Tutorials
Create Report

Create reports with Python

In this tutorial, we are going to create a simple financial report for stock companies. The report will be generated based on the ticker and selected time period. The report will consist of:

  • basic statistics about the company,
  • plot showing the historical prices,
  • Data Frame with latest data.

Here is a preview of the notebook and ready report:

Report created in Mercury from Python notebook

Import required packages

We need to install the following packages:

mercury
pandas
yfinance
mplfinance
  • mercury will be used for interactive widgets and for running notebook as a web app,
  • pandas is for data manipulation,
  • yfinance will be used for downloading historical financial data,
  • mplfinance is a plotting package for financial data.

The cell code with imports is below:

from datetime import date, timedelta
import yfinance as yf
import mercury as mr
import pandas as pd
import mplfinance as mpf

Add interactive widgets

In the next three cells, we will setup web app properties (title and description) and add interactive widgets.

Please create the App object to control app properties:

app = mr.App(title="Ticker Report", description="Report financial data for selected ticker")

Then let's add Text widget for ticker:

ticker = mr.Text(label="Ticker", value="NVDA")

The Slider widget to control history length:

weeks = mr.Slider(label="Weeks", value=52, min=4, max=260)

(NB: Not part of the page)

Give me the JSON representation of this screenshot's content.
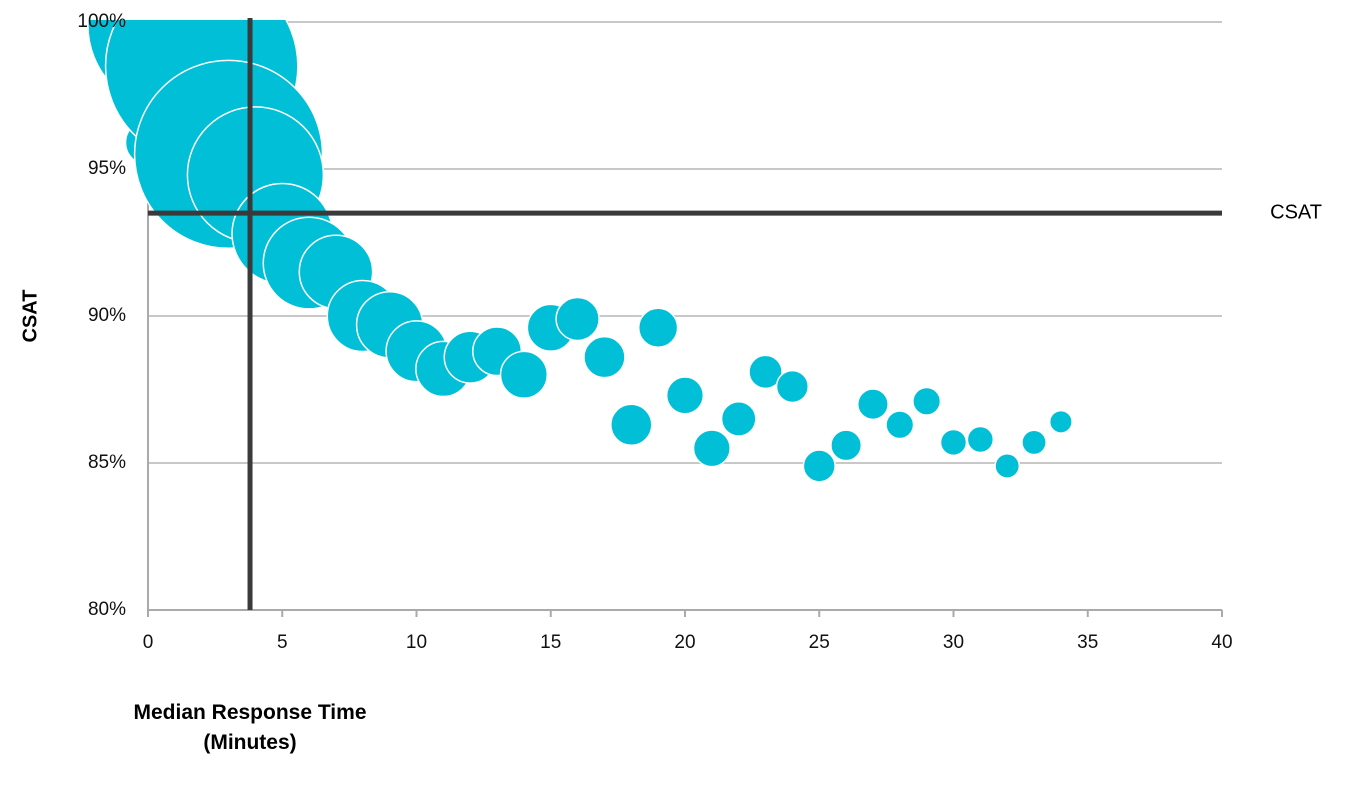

Please notice that during the development of the notebook, nothing happens after the widget change. You can interact with the widget but to see changes in other cells you need to execute them manually,

When the notebook is served with mercury then cells are automatically re-executed after the widget update. Only cells below the updated widget are re-executed.

Load data

Let's create a Data Frame with our data:

start = date.today() - timedelta(weeks.value*7)
end = date.today() + timedelta(2)
df = pd.DataFrame(yf.download(ticker.value, start=start, end=end, progress=False))

Display metrics

We can use NumberBox to display important metrics:

mr.NumberBox([
    mr.NumberBox(data=ticker.value),
    mr.NumberBox(data=df.High.max().round(1), title=f"{weeks.value}-Week High"),
    mr.NumberBox(data=df.Low.min().round(1), title=f"{weeks.value}-Week Low")
])

Display plot

Ploting financial data with mplfinance is very easy:

plot_type = "candle" if weeks.value < 53 else "line"
mpf.plot(df, type=plot_type, figratio=(18,10))

Please notice that we do a candle plot for short periods (less than 1 year) and a line plot for longer periods.

Display Data Frame

Call tail(10) on our Data Frame to display the latest 10 samples of data:

df.tail(10)

Below is our notebook in the Jupyter:

Python notebook used to create report

Run as a Web App

In the same directory as the notebook file, please start the mercury server with the below command:

mercury run

It will start the local server and publish all notebooks from the current directory as web applications. Please open http://127.0.0.1:8000 and check your app.

You can change the ticker value and control history with the slider:

Report created from Python notebook

Deployment

The easiest way to deploy notebooks is to use Mercury Cloud (opens in a new tab). Here is the app deployed in the Mercury Cloud: use-cases.runmercury.com/app/ticker-report (opens in a new tab).

There are many options to self-host Mercury. Please check documentation for more details.